Construction crews are returning to the Cascades of Groveland, a gated 55-and-older community west of Orlando almost three years after its bankrupt developer left owners of the existing 238 houses surrounded by empty lots, partially built homes and an unfinished clubhouse.
Shea Homes, a builder in Walnut, Calif., bought the remaining 761 lots from Bank of America in June and reopened the project Aug. 25 with a sales office, lower prices and a changed name: "Trilogy." Residents, who took over the guardhouse for indoor activities, will get a 38,000-square-foot recreational center with indoor and outdoor pools, tennis courts and a card room.

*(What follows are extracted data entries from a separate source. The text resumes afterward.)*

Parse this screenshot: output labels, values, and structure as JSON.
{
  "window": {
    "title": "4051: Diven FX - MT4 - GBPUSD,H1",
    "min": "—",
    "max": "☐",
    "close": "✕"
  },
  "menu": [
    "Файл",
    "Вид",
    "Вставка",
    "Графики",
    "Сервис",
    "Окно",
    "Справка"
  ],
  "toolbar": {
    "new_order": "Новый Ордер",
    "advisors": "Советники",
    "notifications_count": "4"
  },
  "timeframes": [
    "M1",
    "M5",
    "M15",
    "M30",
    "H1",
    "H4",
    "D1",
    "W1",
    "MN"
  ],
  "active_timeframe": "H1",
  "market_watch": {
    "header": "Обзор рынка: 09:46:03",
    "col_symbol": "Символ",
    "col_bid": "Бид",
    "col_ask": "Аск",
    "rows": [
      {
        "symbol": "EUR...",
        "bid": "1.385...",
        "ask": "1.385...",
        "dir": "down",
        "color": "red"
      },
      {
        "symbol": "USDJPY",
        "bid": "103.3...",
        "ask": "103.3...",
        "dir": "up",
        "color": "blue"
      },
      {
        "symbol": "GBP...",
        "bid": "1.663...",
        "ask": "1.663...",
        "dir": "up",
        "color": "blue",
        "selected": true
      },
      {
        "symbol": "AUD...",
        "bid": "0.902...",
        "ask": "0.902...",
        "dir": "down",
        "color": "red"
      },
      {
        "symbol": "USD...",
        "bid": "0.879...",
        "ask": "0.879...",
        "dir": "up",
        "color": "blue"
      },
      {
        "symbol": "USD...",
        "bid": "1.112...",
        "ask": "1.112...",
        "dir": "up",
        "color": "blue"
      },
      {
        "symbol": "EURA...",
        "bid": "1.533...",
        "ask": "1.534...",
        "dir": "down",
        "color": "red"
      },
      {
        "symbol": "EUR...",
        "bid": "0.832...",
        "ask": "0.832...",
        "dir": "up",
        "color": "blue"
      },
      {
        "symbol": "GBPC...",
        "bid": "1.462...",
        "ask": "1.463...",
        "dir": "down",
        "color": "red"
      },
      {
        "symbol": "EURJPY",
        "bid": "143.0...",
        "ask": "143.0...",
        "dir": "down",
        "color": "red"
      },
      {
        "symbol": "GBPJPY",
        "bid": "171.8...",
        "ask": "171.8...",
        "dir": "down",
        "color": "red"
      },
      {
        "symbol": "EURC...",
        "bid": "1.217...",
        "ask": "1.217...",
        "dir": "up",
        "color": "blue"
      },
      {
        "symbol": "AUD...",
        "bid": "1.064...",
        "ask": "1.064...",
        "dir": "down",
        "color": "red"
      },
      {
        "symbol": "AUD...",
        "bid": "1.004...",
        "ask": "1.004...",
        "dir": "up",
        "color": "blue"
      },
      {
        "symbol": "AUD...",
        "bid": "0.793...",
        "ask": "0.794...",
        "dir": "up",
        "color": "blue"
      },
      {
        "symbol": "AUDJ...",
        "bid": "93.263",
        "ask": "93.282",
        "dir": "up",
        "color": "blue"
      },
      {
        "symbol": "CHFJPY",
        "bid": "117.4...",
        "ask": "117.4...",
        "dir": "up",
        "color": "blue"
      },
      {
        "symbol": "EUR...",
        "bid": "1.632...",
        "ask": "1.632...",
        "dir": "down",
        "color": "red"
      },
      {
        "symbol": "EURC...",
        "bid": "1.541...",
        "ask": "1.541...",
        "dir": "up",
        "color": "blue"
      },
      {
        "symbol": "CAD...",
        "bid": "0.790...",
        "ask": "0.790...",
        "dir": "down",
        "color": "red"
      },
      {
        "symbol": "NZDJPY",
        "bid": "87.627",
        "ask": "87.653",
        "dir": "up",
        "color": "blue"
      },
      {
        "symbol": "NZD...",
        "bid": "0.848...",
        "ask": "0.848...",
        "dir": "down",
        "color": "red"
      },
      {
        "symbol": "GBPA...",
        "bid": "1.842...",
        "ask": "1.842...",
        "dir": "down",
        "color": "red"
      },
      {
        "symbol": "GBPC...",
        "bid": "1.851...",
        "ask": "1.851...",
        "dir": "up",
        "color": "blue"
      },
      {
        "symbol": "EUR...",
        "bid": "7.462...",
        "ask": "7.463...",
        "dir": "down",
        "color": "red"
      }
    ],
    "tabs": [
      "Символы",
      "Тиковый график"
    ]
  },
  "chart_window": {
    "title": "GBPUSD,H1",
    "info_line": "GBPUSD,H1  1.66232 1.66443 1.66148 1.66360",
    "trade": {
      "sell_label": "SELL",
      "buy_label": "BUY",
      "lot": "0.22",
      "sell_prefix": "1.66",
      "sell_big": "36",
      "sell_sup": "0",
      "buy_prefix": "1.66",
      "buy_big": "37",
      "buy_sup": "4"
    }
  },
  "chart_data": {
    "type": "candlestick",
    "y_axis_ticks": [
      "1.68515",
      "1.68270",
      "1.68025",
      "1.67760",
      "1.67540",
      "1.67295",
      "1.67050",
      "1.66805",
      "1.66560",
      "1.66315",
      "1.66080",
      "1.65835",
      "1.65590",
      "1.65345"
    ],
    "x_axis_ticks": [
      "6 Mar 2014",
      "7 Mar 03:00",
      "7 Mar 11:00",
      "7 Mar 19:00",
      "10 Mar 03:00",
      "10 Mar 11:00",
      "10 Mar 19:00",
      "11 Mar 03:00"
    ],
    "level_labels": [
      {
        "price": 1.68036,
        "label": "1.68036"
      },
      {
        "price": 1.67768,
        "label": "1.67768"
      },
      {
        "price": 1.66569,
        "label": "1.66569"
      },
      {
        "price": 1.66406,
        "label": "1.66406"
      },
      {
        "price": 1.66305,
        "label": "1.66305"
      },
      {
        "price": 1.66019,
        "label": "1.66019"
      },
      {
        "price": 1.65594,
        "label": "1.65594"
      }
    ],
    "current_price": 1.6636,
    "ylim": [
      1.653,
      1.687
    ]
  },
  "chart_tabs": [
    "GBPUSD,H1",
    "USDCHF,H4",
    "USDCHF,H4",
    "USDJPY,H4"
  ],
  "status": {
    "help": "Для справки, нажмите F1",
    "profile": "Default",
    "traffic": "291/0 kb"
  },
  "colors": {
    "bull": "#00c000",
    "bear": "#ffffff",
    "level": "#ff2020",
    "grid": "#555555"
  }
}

"For the people here, the activity of construction equipment is music to their ears," said Eric Sorkin, 61, president of the homeowners association at the development, 35 miles northwest of Walt Disney World. "There's a future."
Builders are buying lots at less than half of original prices from lenders eager to move distressed construction loans off their books. Developments are being resuscitated from Florida, California and Las Vegas to Utah and the suburbs of Washington, according to Brad Hunter, chief economist for Metrostudy, a housing researcher in Houston.
"This is a natural progression of the cycle," he said. "Projects fail, the price of the asset drops until it reaches a point where it's profitable for someone else to pick it up and remarket it. They reposition the project and then what was formerly infeasible, is feasible."
Builders, facing record low demand, are trying to boost margins and revenue by pulling unfinished projects out of mothballs. They're benefiting from cheap land and falling construction costs as they seek to adapt floor plans to today's market and lure buyers with prices that, in some neighborhoods, are little more than the cost of a foreclosed home. The 12 largest homebuilders by market value added 16,631 lots in their past two quarters, according to data compiled by Bloomberg.
The revived projects could contribute to a delay in the housing recovery by adding to the supply of available homes, according to Hunter. At the same time, builders are being cautious about flooding the market by limiting the numbers of houses they build without having buyers lined up, he said. Many homebuyers also aren't interested in foreclosures, which may be damaged or in inferior locations, Hunter said.
It can take nine to 12 months to ready a site — without attention, weeds grow, swimming pools go green, government permits expire and homeowners associations turn insolvent — and construct model homes, said Tom Dallape of the Hoffman Company, a land brokerage advisory firm in Irvine, Calif.
Shea, which had some models in place, did it in a couple months. Soon after taking over the Cascades of Groveland, the closely held company began knocking down 16 partially built homes that "were sitting out there too long, and were not protected from the conditions," said Jeff McQueen, executive vice president for Shea Homes Active Lifestyle Communities.
Developers also are adapting projects to include smaller, more efficient designs that cost less to build. "They're tailoring them to the market," Dallape said. "The average new house used to be 3,000 square feet. Today, it's 2,100."